Published by the Students of Johns Hopkins since 1896
November 26, 2024

Microaggressions have lasting consequences

By KAYLEE ZOU | February 23, 2017

It is a couple of weeks into my first semester at Hopkins when, out of the blue, somebody says to me, “Your eyes are so small.”

Before I even have the chance to react, the topic changes and we’re talking about something else. Just like that, the moment passes. The conversation moves on. They move on. And I am supposed to move on too.

But it just doesn’t work like that. It can’t work like that.

It was stated to me like a fact, as if commenting on my eyes is the same as commenting on the color of my shirt or the brand of my shoes. There was no malicious intent, just a casual observation.

Both of my parents are first generation immigrants from China. I am of full Chinese ethnicity. My eyes are probably smaller than the average Caucasian, I thought. I told myself that I was not allowed to be sad over something that was not meant to hurt me in the first place.

But somehow, that innocuous comment about my eyes being small stuck with me.

I was a sophomore in high school the first time I seriously considered getting eyelid surgery to make my eyes look bigger. Rates of this surgery were and continue to be on the rise. My mom even told me she would pay for it if I really wanted to go through with it. I decided then that the summer before college would be the perfect time to go through with it. I could go through the bloating and healing process at home, and maybe nobody would ever find out. I could enter college with brand new, bigger eyes and start anew.

There was nobody specifically in my life at the time who was pushing me to believe that I needed to have bigger eyes, but I desired it intensely. When I was 15, I used to take a toothpick and trace over the crease of my eyelid everyday for a few months, thinking that it would deepen the fold and make my eyes appear larger.

Nobody explicitly ever said to me that I needed to have bigger eyes in order to be more attractive or more desired, but nobody ever needs to explicitly say that for Asian Americans and Asians all over the world to feel the pressure to have more Caucasian features. We absorb that pressure every single day through our casual interactions.

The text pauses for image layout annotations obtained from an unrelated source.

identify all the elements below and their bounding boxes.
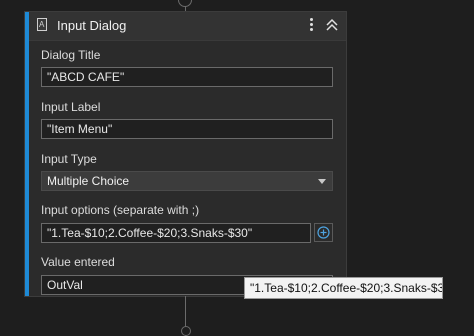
input-type-select[interactable]: Multiple Choice	[41, 171, 333, 191]
dropdown-caret-icon	[318, 179, 326, 184]
activity-title: Input Dialog	[57, 18, 127, 33]
input-options-input[interactable]: "1.Tea-$10;2.Coffee-$20;3.Snaks-$30"	[41, 223, 311, 243]
more-vertical-icon[interactable]	[306, 16, 316, 34]
connector-port-bottom[interactable]	[181, 326, 191, 336]
input-label-label: Input Label	[41, 100, 101, 114]
input-options-label: Input options (separate with ;)	[41, 203, 200, 217]
input-dialog-activity-card[interactable]: Input Dialog Dialog Title "ABCD CAFE" In…	[24, 11, 347, 297]
input-type-selected-value: Multiple Choice	[47, 174, 130, 188]
dialog-title-input[interactable]: "ABCD CAFE"	[41, 67, 333, 87]
input-type-label: Input Type	[41, 152, 97, 166]
collapse-chevrons-icon[interactable]	[324, 17, 340, 33]
selection-accent-bar	[25, 12, 29, 296]
activity-header[interactable]: Input Dialog	[29, 12, 346, 41]
value-entered-label: Value entered	[41, 255, 115, 269]
add-circle-icon[interactable]	[314, 223, 333, 242]
document-icon	[37, 18, 47, 31]
input-label-input[interactable]: "Item Menu"	[41, 119, 333, 139]
options-tooltip: "1.Tea-$10;2.Coffee-$20;3.Snaks-$30"	[244, 277, 443, 299]
dialog-title-label: Dialog Title	[41, 48, 101, 62]
connector-port-top[interactable]	[178, 0, 192, 7]
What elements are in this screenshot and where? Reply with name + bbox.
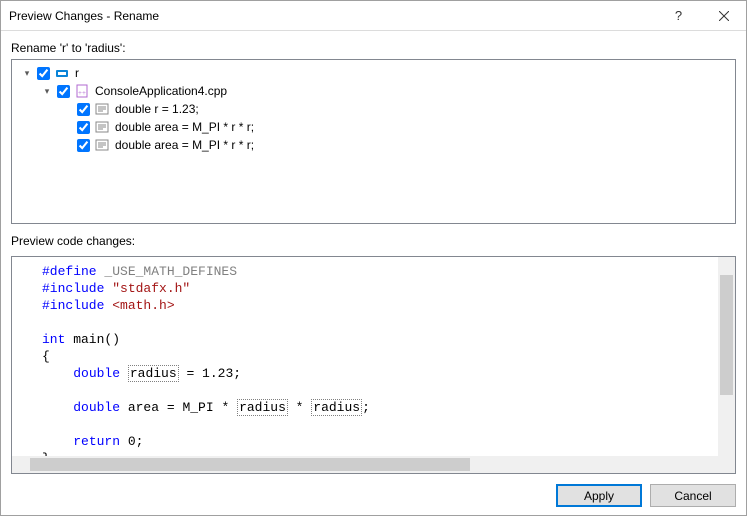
vertical-scrollbar-thumb[interactable]: [720, 275, 733, 395]
tree-item-checkbox[interactable]: [77, 121, 90, 134]
tree-item-row[interactable]: double area = M_PI * r * r;: [14, 136, 733, 154]
tree-item-label: double area = M_PI * r * r;: [113, 138, 254, 152]
expander-icon[interactable]: ▾: [41, 86, 53, 97]
expander-icon[interactable]: ▾: [21, 68, 33, 79]
close-icon: [719, 11, 729, 21]
tree-file-checkbox[interactable]: [57, 85, 70, 98]
code-preview-pane[interactable]: #define _USE_MATH_DEFINES #include "stda…: [11, 256, 736, 474]
tree-file-row[interactable]: ▾ ++ ConsoleApplication4.cpp: [14, 82, 733, 100]
tree-item-label: double r = 1.23;: [113, 102, 199, 116]
variable-icon: [54, 65, 70, 81]
dialog-content: Rename 'r' to 'radius': ▾ r ▾ ++ Console…: [1, 31, 746, 517]
svg-text:++: ++: [78, 89, 86, 97]
scroll-corner: [718, 456, 735, 473]
code-line-icon: [94, 119, 110, 135]
renamed-identifier: radius: [128, 365, 179, 382]
horizontal-scrollbar[interactable]: [12, 456, 718, 473]
cpp-file-icon: ++: [74, 83, 90, 99]
renamed-identifier: radius: [237, 399, 288, 416]
code-line-icon: [94, 101, 110, 117]
tree-root-checkbox[interactable]: [37, 67, 50, 80]
tree-item-row[interactable]: double area = M_PI * r * r;: [14, 118, 733, 136]
tree-item-label: double area = M_PI * r * r;: [113, 120, 254, 134]
code-line-icon: [94, 137, 110, 153]
dialog-button-row: Apply Cancel: [11, 484, 736, 507]
tree-file-label: ConsoleApplication4.cpp: [93, 84, 227, 98]
renamed-identifier: radius: [311, 399, 362, 416]
changes-tree[interactable]: ▾ r ▾ ++ ConsoleApplication4.cpp double …: [11, 59, 736, 224]
tree-root-label: r: [73, 66, 79, 80]
apply-button[interactable]: Apply: [556, 484, 642, 507]
tree-item-checkbox[interactable]: [77, 139, 90, 152]
titlebar: Preview Changes - Rename ?: [1, 1, 746, 31]
cancel-button[interactable]: Cancel: [650, 484, 736, 507]
preview-heading: Preview code changes:: [11, 234, 736, 248]
help-button[interactable]: ?: [656, 1, 701, 30]
close-button[interactable]: [701, 1, 746, 30]
code-content: #define _USE_MATH_DEFINES #include "stda…: [12, 257, 736, 473]
window-title: Preview Changes - Rename: [9, 9, 656, 23]
tree-root-row[interactable]: ▾ r: [14, 64, 733, 82]
tree-item-checkbox[interactable]: [77, 103, 90, 116]
vertical-scrollbar[interactable]: [718, 257, 735, 456]
horizontal-scrollbar-thumb[interactable]: [30, 458, 470, 471]
rename-heading: Rename 'r' to 'radius':: [11, 41, 736, 55]
tree-item-row[interactable]: double r = 1.23;: [14, 100, 733, 118]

Growing up as an Asian American, I never saw anybody in the media that looked like me. Even the very few Asian newscasters did not look like me. Many of them had been pressured in the early years of their career to get the eyelid surgery in order to have more screen time.

Newscaster Julie Chen disclosed a few years ago that she was told by a former employer, “Because of your heritage, because of your Asian eyes, I’ve noticed that when you’re on camera — when you’re interviewing someone — you look disinterested and bored because your eyes are so heavy. They are so small.”

To be honest, I did not end up going through with the surgery simply because I had forgotten about the idea of it, not because I had come to some moment of empowerment and acquirement of self worth.

When somebody says to me, “Your eyes are so small,” it throws me back in time and I feel like a sophomore in high school again.

Even if it is not meant to be racist or harmful, these kinds of racial microaggressions passed off as nonchalant, harmless comments stick with people. The generations of oppression that Asian Americans have faced do not become forgotten just because time has passed. Even if it was not intended to be insulting, the pain that the decades of Asian Americans who were explicitly berated for having small eyes remains.

These microaggressions occur everyday without people noticing. These small, seemingly inoffensive comments perpetuate the marginalization of Asians in a way that is difficult to refute.

What does one even say to a friend who was just arbitrarily commenting on the size of one’s eyes? It may not be open bigotry, but it is a subtle form of marginalization nonetheless, which is almost more dangerous because people can so easily brush it under the table.

But what you say to other people always matters, especially when you could be potentially perpetuating the racial marginalization that has existed - for centuries.

Kaylee Zou is a freshman Writing Seminars and computer science double major from Boyds, Md.